Mesdames, Messieurs,

L’endométriose est une maladie touchant au moins 10 % des femmes à partir de la puberté, soit de 1,5 à 2,5 millions de femmes en France. Bien que cette maladie soit identifiée depuis le XIXe siècle, des enquêtes menées de 2018 à 2020 par l’association EndoFrance et ses partenaires, révèlent qu’on compte en moyenne sept ans entre le premier symptôme et le diagnostic… soit sept années d’errance médicale ! Le nombre de femmes atteintes de cette maladie pourrait même atteindre 4,2 millions de femmes en France selon l’association ENDOmind.

L’endométriose est une maladie gynécologique chronique liée à̀ la présence anormale de tissus semblables à la muqueuse utérine, aussi appelée endomètre, en dehors de l’utérus. Cela peut entraîner de très fortes douleurs physiques chez ces femmes, avec des conséquences sur leur vie sexuelle et leur fertilité. C’est une maladie incurable, il n’existe pas de traitement efficace pour les soulager de manière définitive. C’est aussi une maladie évolutive : elle peut aboutir à des formes sévères responsables d’une invalidité au quotidien dans un tiers à la moitié des cas.

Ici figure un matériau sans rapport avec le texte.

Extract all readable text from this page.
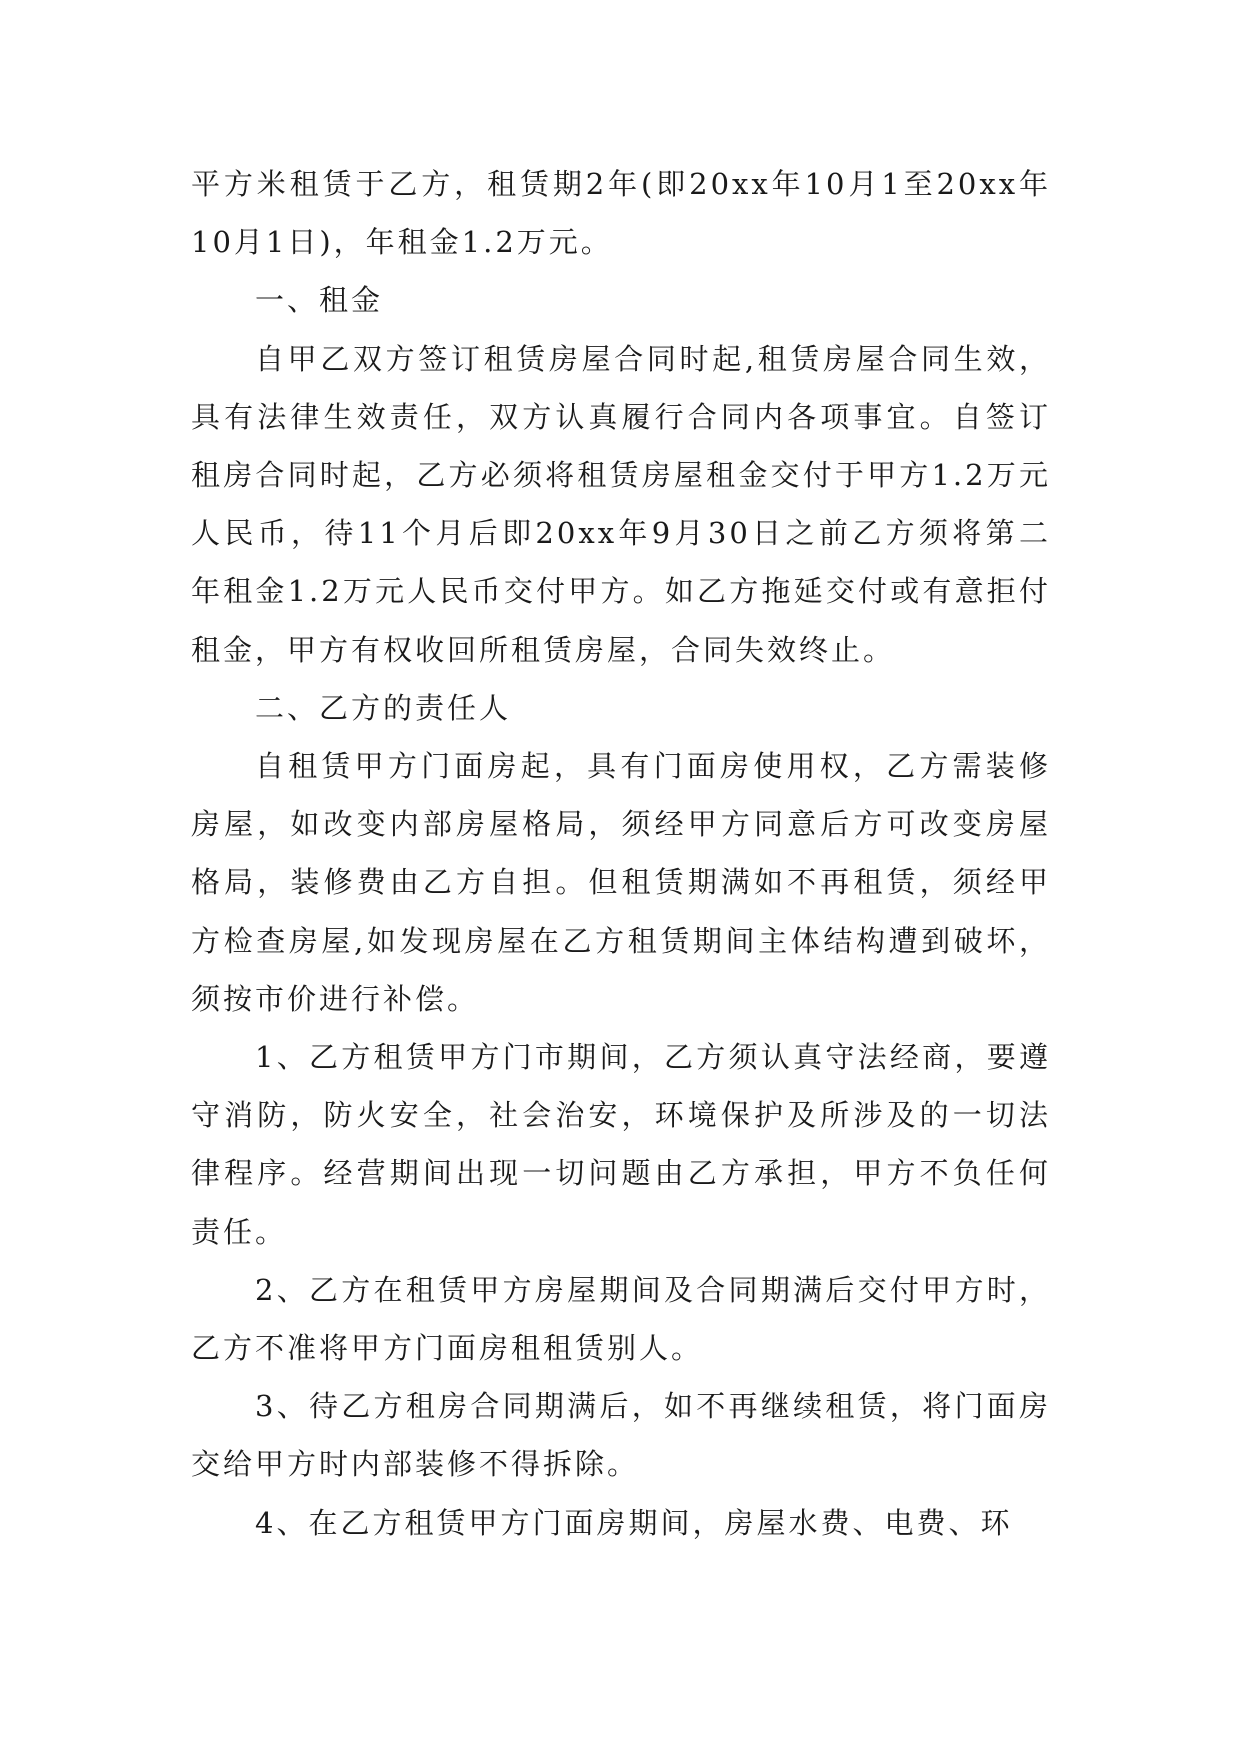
平方米租赁于乙方，租赁期2年(即20xx年10月1至20xx年10月1日)，年租金1.2万元。

一、租金

自甲乙双方签订租赁房屋合同时起,租赁房屋合同生效，具有法律生效责任，双方认真履行合同内各项事宜。自签订租房合同时起，乙方必须将租赁房屋租金交付于甲方1.2万元人民币，待11个月后即20xx年9月30日之前乙方须将第二年租金1.2万元人民币交付甲方。如乙方拖延交付或有意拒付租金，甲方有权收回所租赁房屋，合同失效终止。

二、乙方的责任人

自租赁甲方门面房起，具有门面房使用权，乙方需装修房屋，如改变内部房屋格局，须经甲方同意后方可改变房屋格局，装修费由乙方自担。但租赁期满如不再租赁，须经甲方检查房屋,如发现房屋在乙方租赁期间主体结构遭到破坏，须按市价进行补偿。

1、乙方租赁甲方门市期间，乙方须认真守法经商，要遵守消防，防火安全，社会治安，环境保护及所涉及的一切法律程序。经营期间出现一切问题由乙方承担，甲方不负任何责任。

2、乙方在租赁甲方房屋期间及合同期满后交付甲方时，乙方不准将甲方门面房租租赁别人。

3、待乙方租房合同期满后，如不再继续租赁，将门面房交给甲方时内部装修不得拆除。

4、在乙方租赁甲方门面房期间，房屋水费、电费、环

La maladie constitue un handicap invisible ayant des conséquences sociales, économiques et professionnelles pour les femmes qui en sont atteintes. Les arrêts maladie peuvent en effet être fréquents et affectent leur scolarité et leur carrière. 80 % des femmes atteintes d’endométriose ressentent ainsi des limitations dans leurs tâches quotidiennes selon l’association ENDOmind. Elles subissent aussi une incompréhension, parfois un mépris, à la fois de leurs proches et du milieu médical face à des symptômes qui sont mal connus. Alice Romerio, chercheuse au Centre de Recherches et d’Études sur l’Expérience, l’Age et les Populations au Travail (GIS CREAPT‑Ceet/CNAM) a publié les résultats de l’enquête « Endotravail » dans le numéro 165 de Connaissance de l’emploi publié en novembre 2020. Elle révèle qu’un tiers des personnes interrogées quitte précipitamment au moins une fois par mois son travail pour rentrer à son domicile ou consulter un médecin à cause de symptômes liés à leur endométriose. De plus, elles sont 36 % à déclarer se rendre au travail au moins deux fois par mois malgré des symptômes qu’elles estiment incapacitants. Cela entraîne une stigmatisation dans leur milieu professionnel : 49 % des répondantes affirment que l’endométriose les a gênées dans leur carrière professionnelle parce qu’elles considèrent qu’elles ont été licenciées, que leur contrat n’a pas été renouvelé ou qu’elles n’ont pas eu les avancements de carrière qu’elles escomptaient, qu’elles n’ont pas pu postuler à des offres ou honorer des contrats ou encore qu’elles ont perdu des clients à cause des effets de leur endométriose (productivité moindre, impossibilité de réaliser certaines tâches, absences). Finalement, plus d’un quart des personnes interrogées déclare avoir changé de métier ou de statut afin d’adapter sa vie professionnelle à l’endométriose. Face à cela, il est urgent de mettre en œuvre une reconnaissance institutionnelle de l’endométriose.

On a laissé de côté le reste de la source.